AKPP5_ALL_Bottom_filtered_reduced_red.CPseries.pkl # Concatenated, reduced CPseries file of only the clusters of interest (red channel).
AKPP5_ALL_Bottom_filtered_reduced.CPtiles.pkl # File mapping clusterID of the concatenated, reduced CPseries file to the original tile.
And
ls offRates/should show all of the above files and directories, with the addition of the
rates.timeDict.p # Dictionary keyed on tile, with values = array of times corresponding to columns of the resulting CPseries file (in seconds).

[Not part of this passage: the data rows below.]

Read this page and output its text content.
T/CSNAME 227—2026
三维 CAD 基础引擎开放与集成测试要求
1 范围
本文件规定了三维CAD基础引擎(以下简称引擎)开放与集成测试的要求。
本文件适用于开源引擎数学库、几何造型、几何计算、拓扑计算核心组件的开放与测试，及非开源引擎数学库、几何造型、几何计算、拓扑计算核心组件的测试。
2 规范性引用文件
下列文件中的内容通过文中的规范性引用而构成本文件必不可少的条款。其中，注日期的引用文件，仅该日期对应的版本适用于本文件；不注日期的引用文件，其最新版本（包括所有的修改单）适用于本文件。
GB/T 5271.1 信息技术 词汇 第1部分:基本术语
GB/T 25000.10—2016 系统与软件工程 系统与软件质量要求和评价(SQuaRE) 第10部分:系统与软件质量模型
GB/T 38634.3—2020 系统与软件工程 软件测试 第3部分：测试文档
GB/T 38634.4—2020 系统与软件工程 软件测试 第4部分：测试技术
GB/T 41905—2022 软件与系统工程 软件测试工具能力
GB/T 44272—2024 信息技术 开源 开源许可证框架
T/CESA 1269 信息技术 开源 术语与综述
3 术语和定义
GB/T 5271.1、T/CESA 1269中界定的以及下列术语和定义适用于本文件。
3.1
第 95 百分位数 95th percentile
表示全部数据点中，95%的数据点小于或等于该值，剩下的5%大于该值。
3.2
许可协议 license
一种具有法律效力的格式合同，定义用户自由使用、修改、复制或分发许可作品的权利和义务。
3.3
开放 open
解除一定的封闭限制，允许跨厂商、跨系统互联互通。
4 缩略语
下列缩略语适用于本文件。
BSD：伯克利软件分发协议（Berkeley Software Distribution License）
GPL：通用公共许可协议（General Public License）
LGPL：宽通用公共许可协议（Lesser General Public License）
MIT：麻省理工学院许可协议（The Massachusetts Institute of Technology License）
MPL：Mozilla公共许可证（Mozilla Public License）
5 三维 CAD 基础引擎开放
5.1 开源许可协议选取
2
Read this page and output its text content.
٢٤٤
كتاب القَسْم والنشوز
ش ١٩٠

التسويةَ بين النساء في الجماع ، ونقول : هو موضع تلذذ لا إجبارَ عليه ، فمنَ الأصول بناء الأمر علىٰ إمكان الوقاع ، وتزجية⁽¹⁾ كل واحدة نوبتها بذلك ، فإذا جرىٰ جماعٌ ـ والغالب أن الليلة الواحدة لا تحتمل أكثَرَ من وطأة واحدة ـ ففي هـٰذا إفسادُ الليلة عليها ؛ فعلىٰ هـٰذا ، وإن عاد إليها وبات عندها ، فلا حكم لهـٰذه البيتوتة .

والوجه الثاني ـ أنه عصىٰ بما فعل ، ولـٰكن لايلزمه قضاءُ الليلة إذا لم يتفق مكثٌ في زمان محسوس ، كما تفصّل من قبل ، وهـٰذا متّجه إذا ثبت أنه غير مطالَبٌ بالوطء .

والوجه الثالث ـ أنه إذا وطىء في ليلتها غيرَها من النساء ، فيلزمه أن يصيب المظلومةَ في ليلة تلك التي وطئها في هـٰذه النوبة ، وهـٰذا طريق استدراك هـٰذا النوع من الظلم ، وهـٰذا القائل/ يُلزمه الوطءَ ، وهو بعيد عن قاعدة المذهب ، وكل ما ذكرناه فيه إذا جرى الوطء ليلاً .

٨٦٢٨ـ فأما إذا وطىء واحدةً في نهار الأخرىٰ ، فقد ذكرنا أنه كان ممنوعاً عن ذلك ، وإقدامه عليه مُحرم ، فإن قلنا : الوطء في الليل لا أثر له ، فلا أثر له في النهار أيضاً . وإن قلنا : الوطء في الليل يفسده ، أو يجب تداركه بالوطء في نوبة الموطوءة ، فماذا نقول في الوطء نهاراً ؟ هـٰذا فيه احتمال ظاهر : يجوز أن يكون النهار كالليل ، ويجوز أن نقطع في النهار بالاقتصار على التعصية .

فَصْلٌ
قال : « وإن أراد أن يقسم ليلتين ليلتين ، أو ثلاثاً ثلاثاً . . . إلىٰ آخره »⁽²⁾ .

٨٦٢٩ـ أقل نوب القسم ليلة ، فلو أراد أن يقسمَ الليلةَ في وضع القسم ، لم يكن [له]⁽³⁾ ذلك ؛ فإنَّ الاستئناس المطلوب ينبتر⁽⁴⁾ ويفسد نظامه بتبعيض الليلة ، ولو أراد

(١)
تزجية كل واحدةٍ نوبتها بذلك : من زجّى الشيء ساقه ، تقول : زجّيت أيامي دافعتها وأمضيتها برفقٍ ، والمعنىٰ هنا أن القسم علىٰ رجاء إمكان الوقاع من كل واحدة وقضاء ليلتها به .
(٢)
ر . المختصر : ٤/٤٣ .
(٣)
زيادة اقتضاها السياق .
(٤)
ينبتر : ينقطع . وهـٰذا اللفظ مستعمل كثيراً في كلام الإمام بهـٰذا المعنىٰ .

Note: for the offrates, different tiles may have different number of images. This is expected and is supported by the package. The resulting CPseries file will have as many columns as the highest number of images of any tile, and empty values are filled with NaN.
This script could use some development, but somewhat depends on future development in the image quantification pipeline. Even at this point, it makes sense to separate the processing of the red and green channels to allow more flexible experimental designs.